Пока сидевший рядом человек в черных шароварах тянулся за кошкой, которая, вопреки ожиданиям, не испугалась и не сбежала, король опустился на четвереньки, – вот никогда в жизни он не делал это, не пристало такое королям! – посмотрел кошке прямо в глаза и зашипел. Пронзительный мяв огласил окрестность. Кошка прыгнула на голову тому, кто пытался взять ее в руки, и вцепилась ему в глаза, тот заорал, пытаясь отодрать ее от себя. «Что там за шум?!» – послышался окрик старшего. Но было уже поздно.

Стайка птичек вспорхнула из кустов. Вскинула голову светловолосая красавица у чесмы, вскочила на ноги, схватила свою саблю и с криком бросилась к сараю.
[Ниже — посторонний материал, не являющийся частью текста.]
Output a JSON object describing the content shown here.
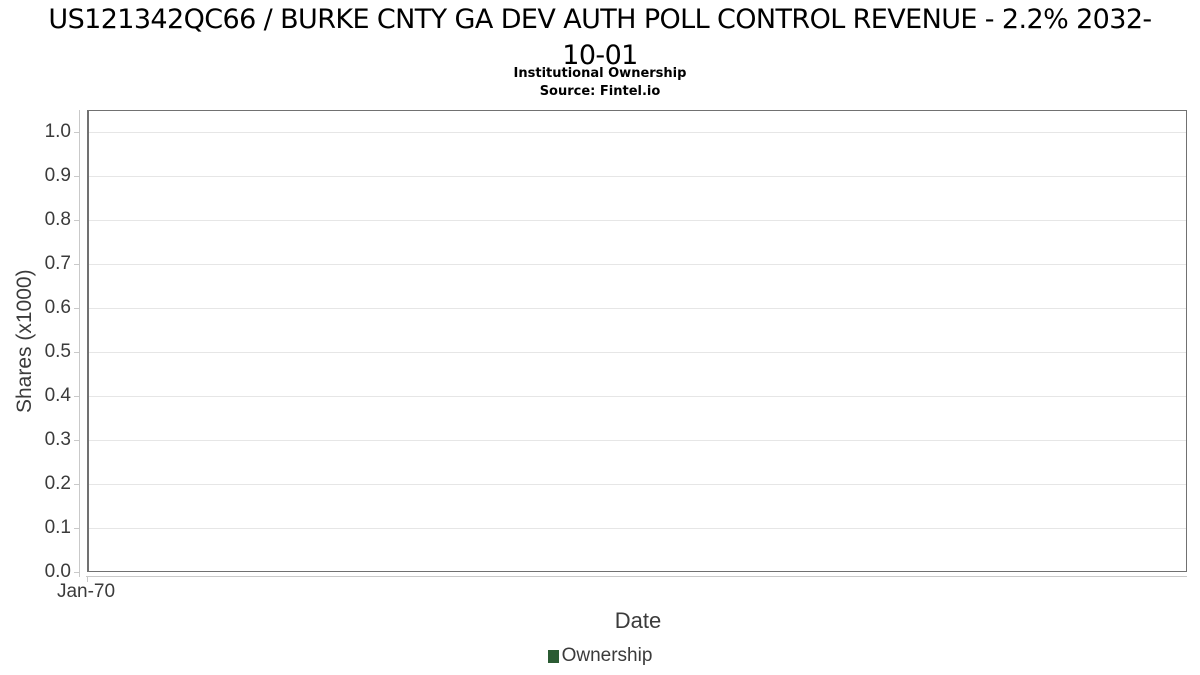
{
  "header": {
    "title_line1": "US121342QC66 / BURKE CNTY GA DEV AUTH POLL CONTROL REVENUE - 2.2% 2032-",
    "title_line2": "10-01",
    "subtitle": "Institutional Ownership",
    "source": "Source: Fintel.io"
  },
  "chart_data": {
    "type": "line",
    "title": "US121342QC66 / BURKE CNTY GA DEV AUTH POLL CONTROL REVENUE - 2.2% 2032-10-01",
    "subtitle": "Institutional Ownership",
    "source": "Source: Fintel.io",
    "xlabel": "Date",
    "ylabel": "Shares (x1000)",
    "x_tick_labels": [
      "Jan-70"
    ],
    "y_tick_labels": [
      "0.0",
      "0.1",
      "0.2",
      "0.3",
      "0.4",
      "0.5",
      "0.6",
      "0.7",
      "0.8",
      "0.9",
      "1.0"
    ],
    "ylim": [
      0.0,
      1.05
    ],
    "grid": true,
    "legend_position": "bottom-center",
    "series": [
      {
        "name": "Ownership",
        "color": "#2b5b33",
        "points": []
      }
    ]
  },
  "colors": {
    "title_text": "#000000",
    "axis_text": "#3b3b3b",
    "plot_border": "#717171",
    "gridline": "#e6e6e6",
    "axis_line": "#c9c9c9",
    "legend_swatch": "#2b5b33"
  }
}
Был ли у них шанс? Когда король Александр подбежал к сараю, там уже вовсю кипела схватка. Караджоржда, его дама и пара гайдуков из ближней охраны рубились с бандитами князя Вуицы. Но силы были неравны. Как бы отчаянно ни сражался Караджорджа, нападавших было много больше. Он разрядил в них уже все свои пистолеты, но всё новые и новые убийцы выбегали из леса. Люди его уже были порублены саблями. Вот и светловолосая красавица его упала на траву, белое полотно на ее груди заливало красной кровью. Сам Караджорджа, раненый тремя пулями, упал на одно колено, но продолжал при этом отчаянно размахивать своими большими саблями. Но один раненый, даже будь то сам вождь, не может одолеть целую толпу убийц. Получив удар в спину, он упал на траву ничком, но был еще жив. Один из убийц поднял его голову за волосы и нанес удар палашом по шее. Раздался ужасный хряск. Хлынула кровь, голова отделилась от тела.

Кровь заливала траву. Кровь заливала землю, эту землю, испокон веков. И кому было под силу изменить это? Кровь застила глаза королю Александру. Бежать, бежать из этой проклятой страны! Бежать от этих дикарей, из которых даже не разберешь, кто плох, а кто хорош. Бежать, срочно бежать! От этих бесконечных старцев с их пророчествами. От этих попов с крестами и мощами. От этих ужасных патриотов и рубак-военных. От этих примитивных и вороватых крестьян, которые только днем крестьяне, но лишь наступает ночь, становятся… нет, не вампирами, всего лишь бандитами, но те ведут себя вполне по-упыриному. Бежать во что бы то ни стало! Яркий солнечный свет померк перед глазами короля. Ничего, утром он велит собирать вещи, документы и драгоценности, и они с королевой отбудут в Биарриц, где не достанет их никакая Черная рука. Надо будет заложить все эти королевские дворцы жидам-банкирам и купить себе виллу на берегу, с большим парком, где можно будет наслаждаться жизнью, а не ожидать убийц с минуты на минуту. Уже почти сто лет прошло с тех пор, как первый Обренович приказал убить первого Караджорджевича, и даже время оказалось не в силах прервать цепь этих кровавых безумств.

Так размышлял король Александр, обнаружив, что он опять в своем кабинете, лежит на оттоманке, и что все его видения вековой давности рассеялись, как дым. Это определенно походило на безумие. Надо будет посетить венского кудесника Фрейда, самого модного врача, светило психоанализа. Говорят, он толкует сны и видения и точно говорит, что они означают, не хуже всех этих старцев.

Король встал и потянулся за графином на столе, но тот был пуст. Тогда король решил, что все-таки надо пойти, лечь в кровать и попытаться хотя бы на часик уснуть, потому что терпеть далее не было уже никаких сил. Возможно, эти снадобья лондонских медиумов действительно успокаивали нервы. Впервые за много лет король Александр не чувствовал страха, и ему не мерещилась Черная рука, ползущая по ковровой дорожке к дверям его кабинета.

Король встал и открыл дверь в коридор. Там было пусто. Он прошел в сторону спальни, и в этот миг на другом конце коридора показались люди в военной форме. То была охрана дворца. Впереди шел высокий человек мощного сложения, чернявый, со свирепым выражением лица. Он чем-то даже напоминал Караджорджу – не чертами лица, а силой и решительностью. Король его не знал. Великан же закричал громовым голосом: «Так вот же он!» и указал на короля. Ковровая дорожка ушла у того из-под ног. Король не должен бояться своей охраны. Если боится – неладно что-то в королевстве. В Сербском же королевстве неладно было давно и всерьез.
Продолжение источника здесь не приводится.